The federal Liberals have flagged a revamped Pharmaceutical Benefits Scheme, which they say would help an estimated 38,000 Tasmanians save up to $80 per year on prescription medication.
Prime Minister Scott Morrison will announce the proposed $308 million changes, to affect more than 1.4 million Australians with chronic health issues, at Agfest today.
The Liberals are pledging to make drugs listed via the PBS, which facilitates the provision of subsidised prescription medication, more accessible to Australians.
This would be achieved through reducing the PBS safety net threshold by 12 scripts per year for a person or family with a concession card, saving them roughly $80 a year; and reducing it by the equivalent of two scripts for non-concession card holders, saving them roughly $70 a year.
Through the PBS, Australian concession card holders currently access medicines for $6.50 per script while general patients access them for $40.30.
There's been a safety net on the PBS since 1986, which has increased each year. This would be the first time it would decrease.
"Families who require multiple medicines per month and pensioners with multiple chronic conditions will get the most benefit," Mr Morrison said of the policy.
"Our strong economic management means we are providing Australian patients with access to life-saving and life-changing medicines quicker than ever before."
Mr Morrison is also set to announce a raft of proposed agriculture, forestry and fisheries initiatives for the nation.

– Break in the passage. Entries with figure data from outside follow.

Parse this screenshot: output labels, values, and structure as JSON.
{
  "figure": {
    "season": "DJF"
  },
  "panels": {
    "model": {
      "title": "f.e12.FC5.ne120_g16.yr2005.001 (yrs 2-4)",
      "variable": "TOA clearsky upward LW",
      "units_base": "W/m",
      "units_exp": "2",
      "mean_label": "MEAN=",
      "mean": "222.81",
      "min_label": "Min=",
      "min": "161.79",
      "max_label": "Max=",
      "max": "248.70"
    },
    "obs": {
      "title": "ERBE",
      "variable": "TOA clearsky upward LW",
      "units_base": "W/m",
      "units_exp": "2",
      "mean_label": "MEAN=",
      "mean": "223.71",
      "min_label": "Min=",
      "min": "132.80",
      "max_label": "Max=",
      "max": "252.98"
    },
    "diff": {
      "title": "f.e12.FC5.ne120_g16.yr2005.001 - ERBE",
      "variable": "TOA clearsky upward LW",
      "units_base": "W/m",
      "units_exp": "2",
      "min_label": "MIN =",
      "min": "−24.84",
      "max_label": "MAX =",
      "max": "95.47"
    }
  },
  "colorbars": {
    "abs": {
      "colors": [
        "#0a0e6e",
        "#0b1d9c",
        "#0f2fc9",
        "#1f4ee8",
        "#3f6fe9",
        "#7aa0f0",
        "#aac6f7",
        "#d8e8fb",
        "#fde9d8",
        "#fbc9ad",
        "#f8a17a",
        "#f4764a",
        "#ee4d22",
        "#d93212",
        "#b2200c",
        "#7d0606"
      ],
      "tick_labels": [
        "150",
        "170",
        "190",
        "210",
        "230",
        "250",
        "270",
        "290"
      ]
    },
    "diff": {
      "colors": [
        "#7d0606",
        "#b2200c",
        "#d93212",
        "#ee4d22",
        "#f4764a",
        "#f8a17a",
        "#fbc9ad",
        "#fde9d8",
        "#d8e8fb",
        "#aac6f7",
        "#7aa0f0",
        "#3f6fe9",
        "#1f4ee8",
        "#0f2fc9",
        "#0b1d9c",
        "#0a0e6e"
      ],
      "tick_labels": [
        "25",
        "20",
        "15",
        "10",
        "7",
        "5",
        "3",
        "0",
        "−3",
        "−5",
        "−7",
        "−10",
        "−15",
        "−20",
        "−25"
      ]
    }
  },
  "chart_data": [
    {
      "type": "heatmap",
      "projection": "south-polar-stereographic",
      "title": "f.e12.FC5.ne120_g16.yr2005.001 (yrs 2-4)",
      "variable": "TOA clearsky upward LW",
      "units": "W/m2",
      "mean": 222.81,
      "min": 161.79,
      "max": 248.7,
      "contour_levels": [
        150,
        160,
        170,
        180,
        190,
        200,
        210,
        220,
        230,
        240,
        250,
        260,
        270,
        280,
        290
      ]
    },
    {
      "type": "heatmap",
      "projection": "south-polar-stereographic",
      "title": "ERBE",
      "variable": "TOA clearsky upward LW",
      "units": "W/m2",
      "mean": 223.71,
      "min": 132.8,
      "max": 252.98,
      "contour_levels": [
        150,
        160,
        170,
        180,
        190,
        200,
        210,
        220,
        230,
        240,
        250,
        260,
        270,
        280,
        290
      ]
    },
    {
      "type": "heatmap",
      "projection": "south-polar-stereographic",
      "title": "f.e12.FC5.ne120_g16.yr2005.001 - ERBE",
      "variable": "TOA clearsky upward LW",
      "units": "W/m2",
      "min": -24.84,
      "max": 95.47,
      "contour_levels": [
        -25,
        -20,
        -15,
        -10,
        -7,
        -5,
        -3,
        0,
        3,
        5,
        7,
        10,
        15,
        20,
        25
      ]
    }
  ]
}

Our strong economic management means we are providing Australian patients with access to life-saving and life-changing medicines quicker than ever before.Scott Morrison
Among these will be a new 2030 Protected Horticulture Strategy to increase global export opportunities for food and fibre - a policy the Liberals believe would be of particular benefit to Tasmania due to the strength of its horticultural industries.
Also to be announced are $2 million in concessional loans for new farmers to assist them in buying a majority or total share of their farms, as well as $500 million in new concessional loans for the forest industry.
A further $10 million will be pledged to combat pests and weeds in communities hit hard by drought.